Maguelonne Toussaint-Samat asserts, in her History of Food, that "the Chinese may be credited with inventing a device to make sorbets and ice cream. They poured a mixture of snow and saltpetre over the exteriors of containers filled with syrup, for, in the same way as salt raises the boiling-point of water, it lowers the freezing-point to below zero.Some distorted accounts claim that in the age of Emperor Yingzong, Song Dynasty (960–1279) of China, a poem named Ode to the ice cheese was written by the poet Yang Wanli. Actually, this poem was named Ode to the pastry is a kind of food much like pastry in the Western world) and has nothing to do with ice cream. It has also been claimed that, in the Yuan Dynasty, Kublai Khan enjoyed ice cream and kept it a royal secret until Marco Polo visited China and took the technique of making ice cream to Italy. (

Who ever thought up the idea in the first place deserved a medal.

Kia makona, Mawera Karetai x

250g berries, plus extra to serve
225g caster sugar
2 large eggs (size 7), plus 4 egg yolks
*You could make some meringues with the leftover whites*
600ml double cream
1. Place the raspberries and 2 tbsp of the sugar in a small pan.

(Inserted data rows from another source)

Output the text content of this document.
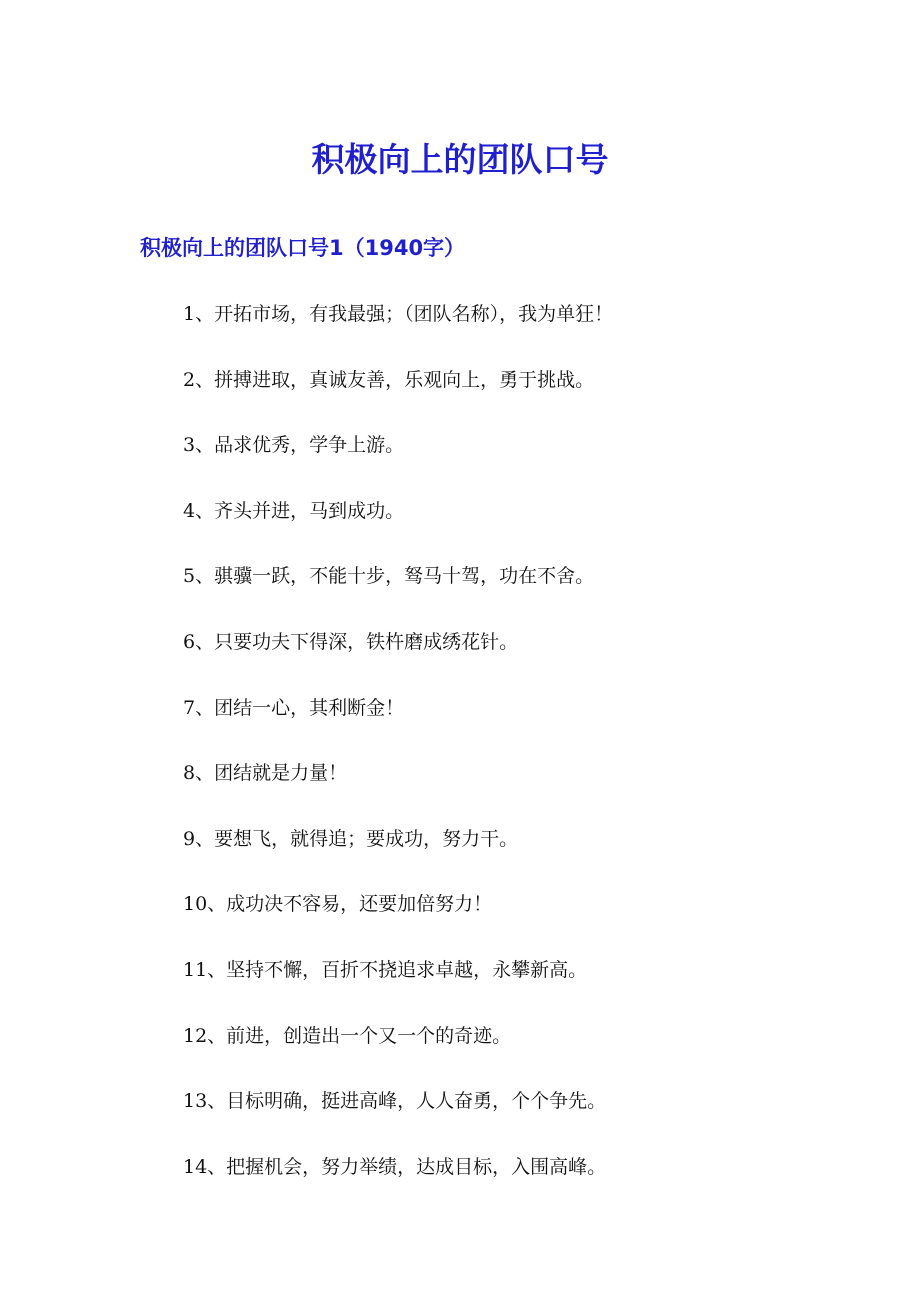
积极向上的团队口号
积极向上的团队口号1（1940字）
1、开拓市场，有我最强；（团队名称），我为单狂！
2、拼搏进取，真诚友善，乐观向上，勇于挑战。
3、品求优秀，学争上游。
4、齐头并进，马到成功。
5、骐骥一跃，不能十步，驽马十驾，功在不舍。
6、只要功夫下得深，铁杵磨成绣花针。
7、团结一心，其利断金！
8、团结就是力量！
9、要想飞，就得追；要成功，努力干。
10、成功决不容易，还要加倍努力！
11、坚持不懈，百折不挠追求卓越，永攀新高。
12、前进，创造出一个又一个的奇迹。
13、目标明确，挺进高峰，人人奋勇，个个争先。
14、把握机会，努力举绩，达成目标，入围高峰。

Cook on a medium heat until sugar dissolves. Simmer for 5 mins until thickened, then push through a sieve into a bowl and discard the seeds left in the sieve. You have now made a berry coulis.

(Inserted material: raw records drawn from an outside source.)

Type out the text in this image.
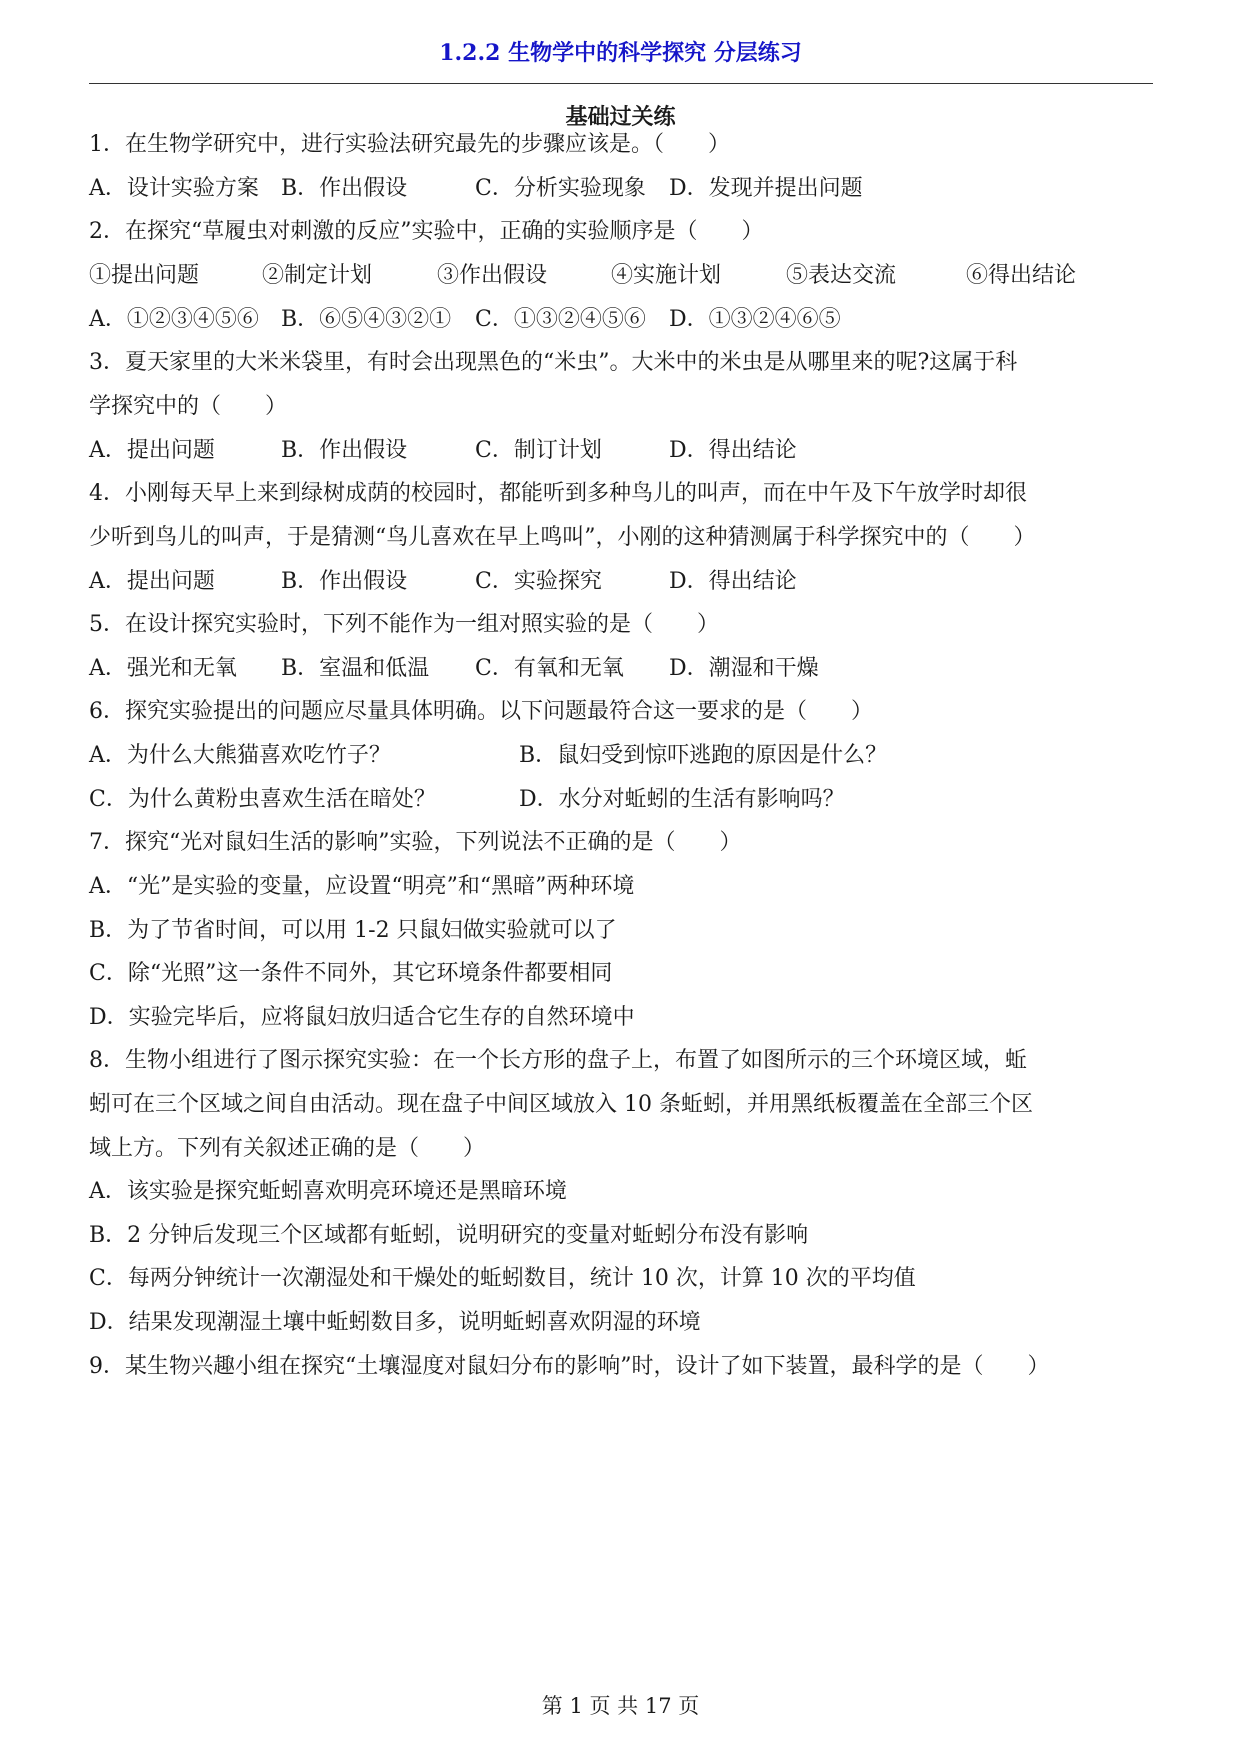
1.2.2 生物学中的科学探究 分层练习
基础过关练
1．在生物学研究中，进行实验法研究最先的步骤应该是。（　　）
A．设计实验方案 B．作出假设	C．分析实验现象 D．发现并提出问题
2．在探究“草履虫对刺激的反应”实验中，正确的实验顺序是（　　）
①提出问题	②制定计划	③作出假设	④实施计划	⑤表达交流	⑥得出结论
A．①②③④⑤⑥ B．⑥⑤④③②① C．①③②④⑤⑥ D．①③②④⑥⑤
3．夏天家里的大米米袋里，有时会出现黑色的“米虫”。大米中的米虫是从哪里来的呢?这属于科
学探究中的（　　）
A．提出问题	B．作出假设	C．制订计划	D．得出结论
4．小刚每天早上来到绿树成荫的校园时，都能听到多种鸟儿的叫声，而在中午及下午放学时却很
少听到鸟儿的叫声，于是猜测“鸟儿喜欢在早上鸣叫”，小刚的这种猜测属于科学探究中的（　　）
A．提出问题	B．作出假设	C．实验探究	D．得出结论
5．在设计探究实验时，下列不能作为一组对照实验的是（　　）
A．强光和无氧 B．室温和低温 C．有氧和无氧 D．潮湿和干燥
6．探究实验提出的问题应尽量具体明确。以下问题最符合这一要求的是（　　）
A．为什么大熊猫喜欢吃竹子？	B．鼠妇受到惊吓逃跑的原因是什么？
C．为什么黄粉虫喜欢生活在暗处？	D．水分对蚯蚓的生活有影响吗？
7．探究“光对鼠妇生活的影响”实验，下列说法不正确的是（　　）
A．“光”是实验的变量，应设置“明亮”和“黑暗”两种环境
B．为了节省时间，可以用 1-2 只鼠妇做实验就可以了
C．除“光照”这一条件不同外，其它环境条件都要相同
D．实验完毕后，应将鼠妇放归适合它生存的自然环境中
8．生物小组进行了图示探究实验：在一个长方形的盘子上，布置了如图所示的三个环境区域，蚯
蚓可在三个区域之间自由活动。现在盘子中间区域放入 10 条蚯蚓，并用黑纸板覆盖在全部三个区
域上方。下列有关叙述正确的是（　　）
A．该实验是探究蚯蚓喜欢明亮环境还是黑暗环境
B．2 分钟后发现三个区域都有蚯蚓，说明研究的变量对蚯蚓分布没有影响
C．每两分钟统计一次潮湿处和干燥处的蚯蚓数目，统计 10 次，计算 10 次的平均值
D．结果发现潮湿土壤中蚯蚓数目多，说明蚯蚓喜欢阴湿的环境
9．某生物兴趣小组在探究“土壤湿度对鼠妇分布的影响”时，设计了如下装置，最科学的是（　　）
第 1 页 共 17 页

2. Place the eggs, egg yolks and remaining sugar in a bowl. Whisk with an electric whisk to combine, then place over a pan of gently simmering water – make sure the bowl isn’t actually touching the water. Beat with the electric whisk for 3-4 mins until thick and pale. Remove from heat and continue beating until cool.
3. In another bowl, whisk the cream until it forms soft peaks, then gently fold into the cool egg mix until just combined. Pour the mix into a shallow container or dish that can be frozen.
4. Gently swirl the raspberry coulis through, cover with cling film and freeze for at least 6 hrs.
** Extra to the recipe
5. To make meringues, beat the whites to a stiff peak, add in 115gms caster sugar and 115g icing sugar one third at a time. Beat until sugar is dissolved. Pipe or spoon enough for a serving onto a baking sheet and bake at 100C for 1.25 hours. Serve two meringues sandwiched together with whipped cream – lovely with a swirl of your homemade coulis through it.